4.5 KiB
Feature Specification: ResNet Phenology Classifier
Feature Branch: 1-phenology-classifier
Created: 2025-11-04
Status: Draft
Input: User description: "Construye un modelo ResNet que tenga la capacidad de clasificar por fase fenologica las imagenes de una planta. La imagenes estan dadas en datasets y etiquetadas de pendiendo de su fase"
User Scenarios & Testing (mandatory)
User Story 1 - Train ResNet Model (Priority: P1)
As a researcher, I want to train a ResNet model on a dataset of labeled plant images to learn phenological phase classification.
Why this priority: This is the core functionality required to build the classifier.
Independent Test: Can be fully tested by training on a subset of the dataset and validating that the model learns to classify phases accurately.
Acceptance Scenarios:
- Given a dataset of plant images labeled by phenological phase, When the model is trained, Then it achieves at least 90% accuracy on a held-out test set.
- Given training data, When training completes, Then the model can be saved and loaded for inference.
User Story 2 - Evaluate Model Performance (Priority: P2)
As a researcher, I want to evaluate the trained model's performance on unseen data to ensure reliability.
Why this priority: Evaluation is essential to validate the model's effectiveness before deployment.
Independent Test: Can be tested by running evaluation on test data and checking metrics like accuracy, precision, and recall.
Acceptance Scenarios:
- Given a trained model and test dataset, When evaluation is run, Then detailed metrics are provided including accuracy, recall, macro-f1, and confusion matrix.
- Given evaluation results, When performance is below threshold, Then the model is flagged for retraining.
User Story 3 - Classify New Images (Priority: P3)
As a user, I want to use the trained model to classify new plant images by phenological phase.
Why this priority: This enables practical use of the model for monitoring or analysis.
Independent Test: Can be tested by providing a new image and verifying the predicted phase matches expectations.
Acceptance Scenarios:
- Given a new plant image, When classification is requested, Then the model returns the predicted phenological phase with visual output.
- Given an image, When classified, Then response time is under 1 second.
Clarifications
Session 2025-11-04
- Q: How should the dataset be split for training, validation, and testing? → A: 70/15/15
- Q: What evaluation metrics must be included? → A: Accuracy, recall, macro-f1, confusion matrix; other metrics accepted
- Q: How should classification results be returned? → A: Visually
Edge Cases
- What happens when an image is of poor quality or not a plant?
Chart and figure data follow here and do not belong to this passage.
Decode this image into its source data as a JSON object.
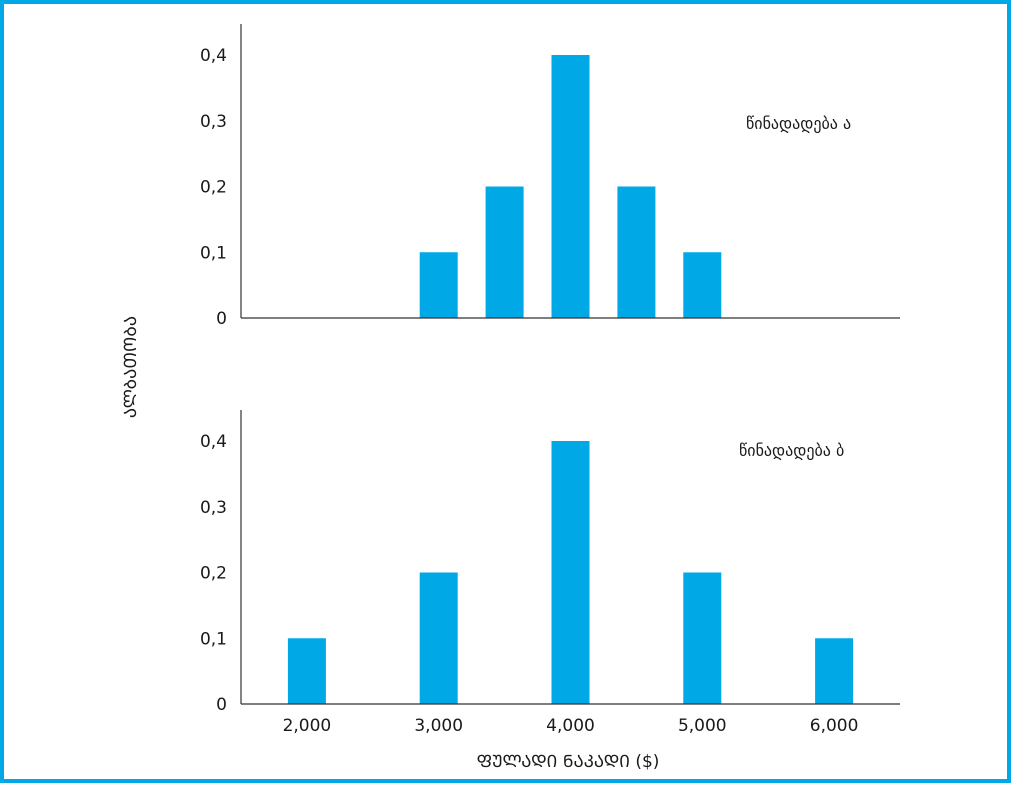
{
  "chart_data": {
    "type": "bar",
    "ylabel": "ᲐᲚᲑᲐᲗᲝᲑᲐ",
    "xlabel": "ᲤᲣᲚᲐᲓᲘ ᲜᲐᲙᲐᲓᲘ ($)",
    "x_ticks": [
      "2,000",
      "3,000",
      "4,000",
      "5,000",
      "6,000"
    ],
    "ylim": [
      0,
      0.4
    ],
    "xlim": [
      1500,
      6500
    ],
    "bar_color": "#00a9e6",
    "frame_color": "#00a9e6",
    "panels": [
      {
        "series_label": "წინადადება ა",
        "y_ticks": [
          "0",
          "0,1",
          "0,2",
          "0,3",
          "0,4"
        ],
        "x": [
          3000,
          3500,
          4000,
          4500,
          5000
        ],
        "values": [
          0.1,
          0.2,
          0.4,
          0.2,
          0.1
        ]
      },
      {
        "series_label": "წინადადება ბ",
        "y_ticks": [
          "0",
          "0,1",
          "0,2",
          "0,3",
          "0,4"
        ],
        "x": [
          2000,
          3000,
          4000,
          5000,
          6000
        ],
        "values": [
          0.1,
          0.2,
          0.4,
          0.2,
          0.1
        ]
      }
    ]
  }
}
- How does the system handle images with multiple plants or unclear phases?
- What if the dataset has imbalanced classes for certain phases?
Requirements (mandatory)
Functional Requirements
- FR-001: System MUST load and preprocess labeled plant image datasets.
- FR-002: System MUST train a ResNet model on the dataset to classify phenological phases specified in the dataset's .csv labels file.
- FR-003: System MUST evaluate the model using metrics including accuracy, recall, macro-f1, and confusion matrix. Other metrics are accepted.
- FR-004: System MUST provide inference capability to classify new images.
- FR-005: System MUST save and load trained models for reuse.
- FR-006: System MUST split the dataset located at C:\Users\sof12\Desktop\ML\Datasets\Nocciola\GBIF into 70% training, 15% validation, 15% testing.
- FR-007: System MUST provide visual output of classification results.
Key Entities (include if feature involves data)
- Dataset: Located at C:\Users\sof12\Desktop\ML\Datasets\Nocciola\GBIF, containing plant images and labels.
- Plant Image: Represents an image of a plant, with attributes like image data and associated phenological phase label.
- Phenological Phase: Represents a growth stage of the plant, with attributes like phase name and description.
Success Criteria (mandatory)
Measurable Outcomes
- SC-001: Model achieves >90% accuracy on a held-out test set.
- SC-002: Training process completes within 1 hour for a standard dataset size.
- SC-003: Inference on a single image takes less than 1 second.
- SC-004: System handles datasets with up to 10,000 images without performance degradation.